I would just offer my input here and some suggestions based on my relatively short experience with NNX.

I noticed you are using the flax.Linen.TrainState and you also split the graphdef and parameters using nnx.split thus I am going to assume you need backwards compatibility with Linen. If that is not the case, you should be happy to know that in flax.nnx you don't have to do this anymore, at list for this simple example. With that being said, splitting the parameters and using trainstate is a perfectly fine working option (I don't like it personally, that's why I switched from linen to nnx recently).

Ok, to the matter at hand, the problem here is with the a2c_loss function definition and the way it's transformed with nnx.value_and_grad.

You have:

def a2c_loss(self, policy_network, params, observations, actions, returns):

When you transform with nnx.value_and_grad you are taking the derivative with respect to the argnums argument in the definition of the nnx.value_and_grad as seen here:

flax.nnx.value_and_grad(f=<class 'flax.typing.Missing'>, *, argnums=0, has_aux=False, holomorphic=False, allow_int=False, reduce_axes=())

You see by default argnums=0 which you leave on default in your code as seen here:

grad_fn = nnx.value_and_grad(self.a2c_loss, has_aux=True)

Thus you are taking the derivative with respect to self in a2c_loss. Now you can change it to the following and tell us what you get:

grad_fn = nnx.value_and_grad(self.a2c_loss, argnums=2, has_aux=True)

This will take the derivative with respect to params.

On a more general note, you can simplify your code significantly. For example, ConnectorTorso and the two heads, actor and critic could be combined as this will probably lead to faster compilation if in the future your aim is to make a more complex model, just some food for thought.

cgarciae commented 10 hours ago

@Tomato-toast how are the policy_network functions implemented?

policy_output = policy_network(params.actor, observations)
critic_output = policy_network(params.critic, observations)

They seem to be Modules that take in their params which is a bit peculiar.

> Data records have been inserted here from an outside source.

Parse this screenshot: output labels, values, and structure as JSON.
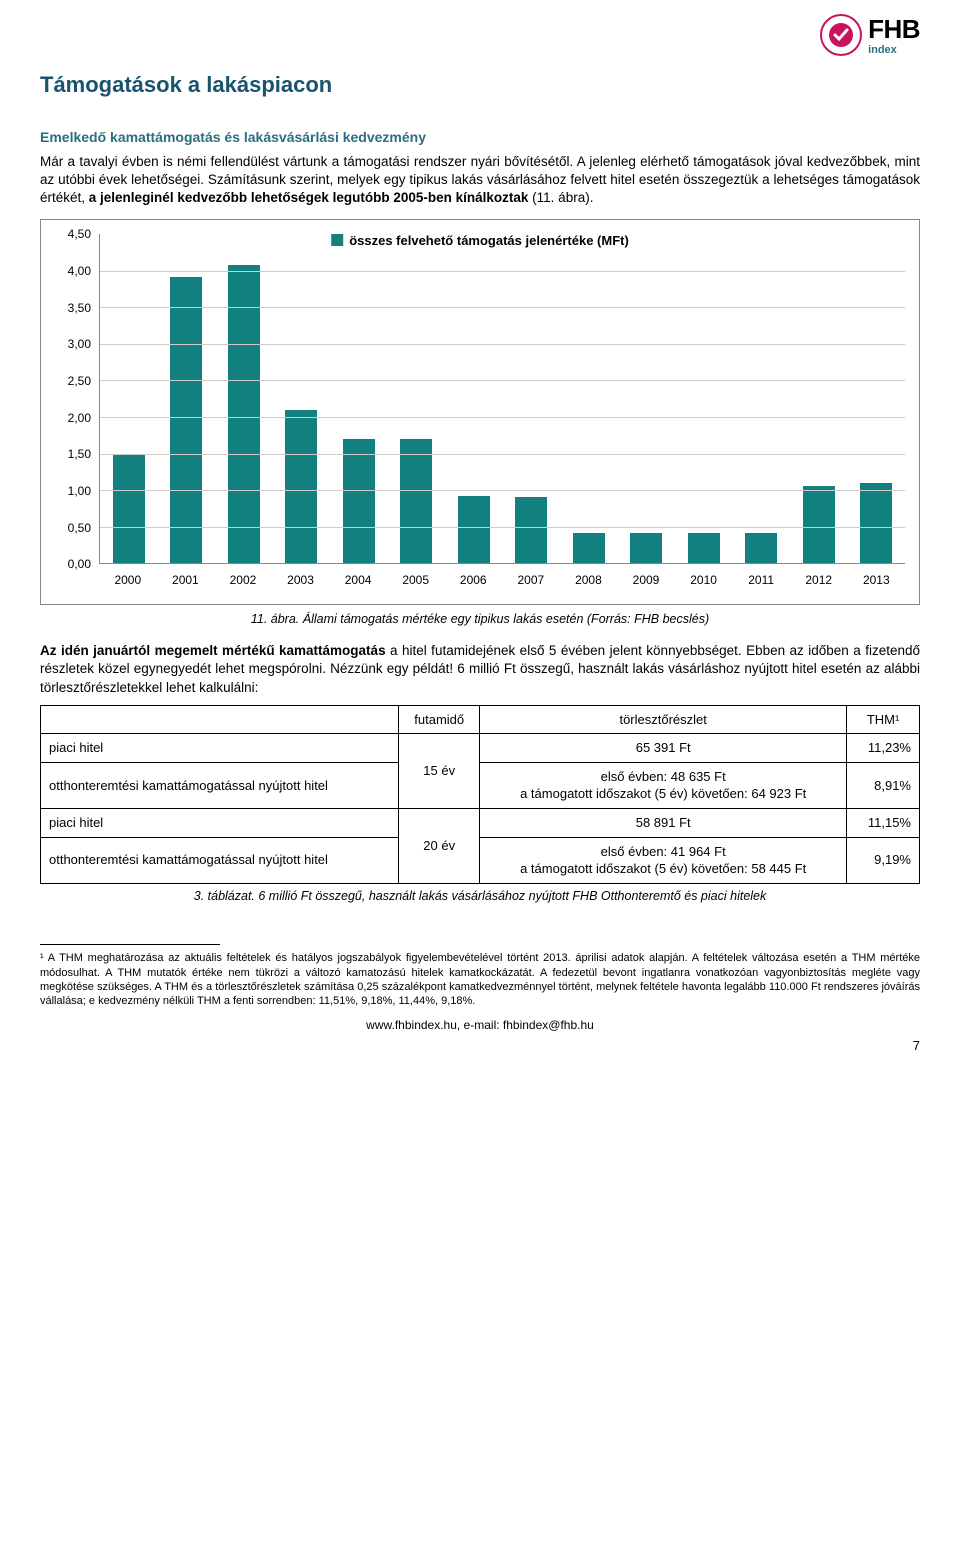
{
  "logo": {
    "brand": "FHB",
    "sub": "index"
  },
  "title": "Támogatások a lakáspiacon",
  "subhead": "Emelkedő kamattámogatás és lakásvásárlási kedvezmény",
  "para1a": "Már a tavalyi évben is némi fellendülést vártunk a támogatási rendszer nyári bővítésétől. A jelenleg elérhető támogatások jóval kedvezőbbek, mint az utóbbi évek lehetőségei. Számításunk szerint, melyek egy tipikus lakás vásárlásához felvett hitel esetén összegeztük a lehetséges támogatások értékét, ",
  "para1b": "a jelenleginél kedvezőbb lehetőségek legutóbb 2005-ben kínálkoztak",
  "para1c": " (11. ábra).",
  "chart": {
    "legend": "összes felvehető támogatás jelenértéke (MFt)",
    "bar_color": "#12807f",
    "border_color": "#888888",
    "gridline_color": "#cccccc",
    "ymax": 4.5,
    "ystep": 0.5,
    "categories": [
      "2000",
      "2001",
      "2002",
      "2003",
      "2004",
      "2005",
      "2006",
      "2007",
      "2008",
      "2009",
      "2010",
      "2011",
      "2012",
      "2013"
    ],
    "values": [
      1.5,
      3.92,
      4.08,
      2.1,
      1.7,
      1.7,
      0.92,
      0.9,
      0.42,
      0.42,
      0.42,
      0.42,
      1.05,
      1.1
    ]
  },
  "chart_caption": "11. ábra. Állami támogatás mértéke egy tipikus lakás esetén (Forrás: FHB becslés)",
  "para2a": "Az idén januártól megemelt mértékű kamattámogatás",
  "para2b": " a hitel futamidejének első 5 évében jelent könnyebbséget. Ebben az időben a fizetendő részletek közel egynegyedét lehet megspórolni. Nézzünk egy példát! 6 millió Ft összegű, használt lakás vásárláshoz nyújtott hitel esetén az alábbi törlesztőrészletekkel lehet kalkulálni:",
  "table": {
    "head": {
      "c1": "",
      "c2": "futamidő",
      "c3": "törlesztőrészlet",
      "c4": "THM¹"
    },
    "rows": [
      {
        "label": "piaci hitel",
        "futamido": "15 év",
        "torleszto": "65 391 Ft",
        "thm": "11,23%"
      },
      {
        "label": "otthonteremtési kamattámogatással nyújtott hitel",
        "futamido": "",
        "torleszto": "első évben: 48 635 Ft\na támogatott időszakot (5 év) követően: 64 923 Ft",
        "thm": "8,91%"
      },
      {
        "label": "piaci hitel",
        "futamido": "20 év",
        "torleszto": "58 891 Ft",
        "thm": "11,15%"
      },
      {
        "label": "otthonteremtési kamattámogatással nyújtott hitel",
        "futamido": "",
        "torleszto": "első évben: 41 964 Ft\na támogatott időszakot (5 év) követően: 58 445 Ft",
        "thm": "9,19%"
      }
    ]
  },
  "table_caption": "3. táblázat. 6 millió Ft összegű, használt lakás vásárlásához nyújtott FHB Otthonteremtő és piaci hitelek",
  "footnote": "¹ A THM meghatározása az aktuális feltételek és hatályos jogszabályok figyelembevételével történt 2013. áprilisi adatok alapján. A feltételek változása esetén a THM mértéke módosulhat. A THM mutatók értéke nem tükrözi a változó kamatozású hitelek kamatkockázatát. A fedezetül bevont ingatlanra vonatkozóan vagyonbiztosítás megléte vagy megkötése szükséges. A THM és a törlesztőrészletek számítása 0,25 százalékpont kamatkedvezménnyel történt, melynek feltétele havonta legalább 110.000 Ft rendszeres jóváírás vállalása; e kedvezmény nélküli THM a fenti sorrendben: 11,51%, 9,18%, 11,44%, 9,18%.",
  "footer": "www.fhbindex.hu, e-mail: fhbindex@fhb.hu",
  "page_number": "7"
}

Since you are using a functional style training loop, I'd recommend to storing the graphdefs and using nnx.merge to reconstruct the Modules inside the loss function before calling them. Check out this examples/nnx_toy_examples/03_train_state.py that shows how to use NNX with TrainState.

Regarding the argnum situation, small correction to what @stergiosba pointed out, yes you should change the argnum to match the params position but because self is passed via a bound method it doesn't count so it should be argnums=1.